MÁS TARDE ELIZA bajó del desván el frasquito de aceite esencial para perfumar la habitación, pero no consiguió enmascarar el olor a enfermedad, que impregnaba el aire.

Y cuando su madre olió el aceite, se echó a llorar, así que Eliza lo sacó al cobertizo del jardín, donde no molestase a nadie.

Le preguntó por la hermana que había mencionado, pero Anna parecía haberlo olvidado por completo, y Eliza no pudo hacer más que observar a su madre, que la miraba como si no supiese quién era. Entonces, de pronto, susurró:

—Tu hermanastra. Me la encontré en casa una vez, sucia y descuidada, la pobre.

Después de eso, la debilidad no la dejó decir nada más y Eliza esperó, con su mano entre las suyas, viendo cómo se borraba la vida de su madre.

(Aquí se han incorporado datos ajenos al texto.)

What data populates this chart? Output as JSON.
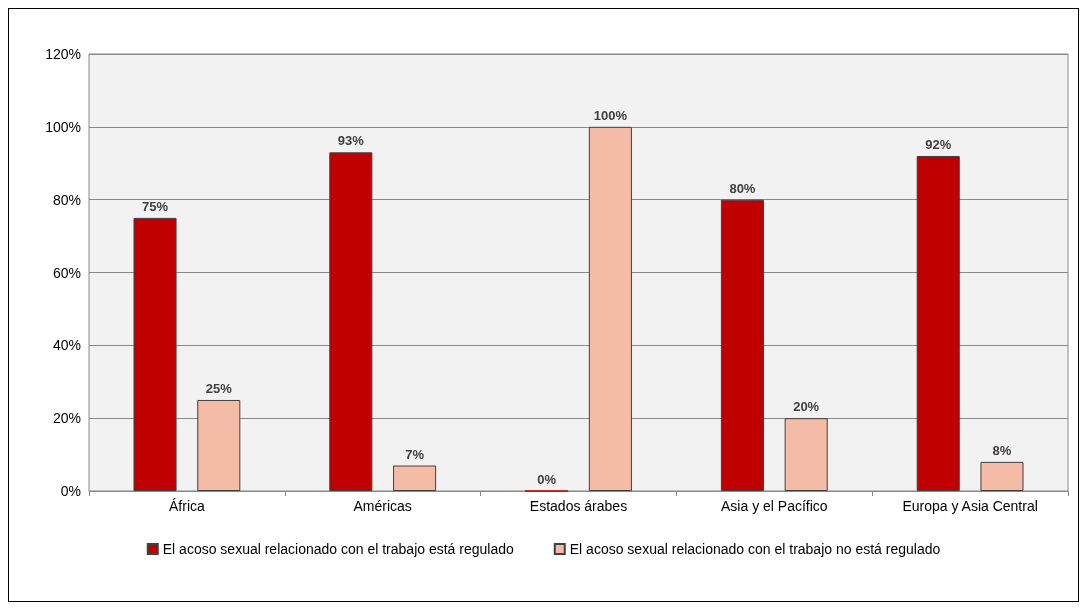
{
  "chart_data": {
    "type": "bar",
    "categories": [
      "África",
      "Américas",
      "Estados árabes",
      "Asia y el Pacífico",
      "Europa y Asia Central"
    ],
    "series": [
      {
        "name": "El acoso sexual relacionado con el trabajo está regulado",
        "color": "#c00000",
        "values": [
          75,
          93,
          0,
          80,
          92
        ],
        "value_labels": [
          "75%",
          "93%",
          "0%",
          "80%",
          "92%"
        ]
      },
      {
        "name": "El acoso sexual relacionado con el trabajo no está regulado",
        "color": "#f4bba6",
        "values": [
          25,
          7,
          100,
          20,
          8
        ],
        "value_labels": [
          "25%",
          "7%",
          "100%",
          "20%",
          "8%"
        ]
      }
    ],
    "ylim": [
      0,
      120
    ],
    "yticks": [
      {
        "value": 0,
        "label": "0%"
      },
      {
        "value": 20,
        "label": "20%"
      },
      {
        "value": 40,
        "label": "40%"
      },
      {
        "value": 60,
        "label": "60%"
      },
      {
        "value": 80,
        "label": "80%"
      },
      {
        "value": 100,
        "label": "100%"
      },
      {
        "value": 120,
        "label": "120%"
      }
    ],
    "grid": "y",
    "legend": "bottom"
  }
}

Entonces, sin previo aviso, mientras Eliza estaba fuera del dormitorio preparándose una taza de té, el corazón de Anna dejó de latir. Solo tenía sesenta años. Eliza ahogó un gemido y la cogió de la mano. Y entre sollozos, cantó una de las canciones preferidas de su niñez a su madre muerta. Después lloró como nunca había llorado antes. Se habían reconciliado demasiado tarde y ahora no había vuelta atrás.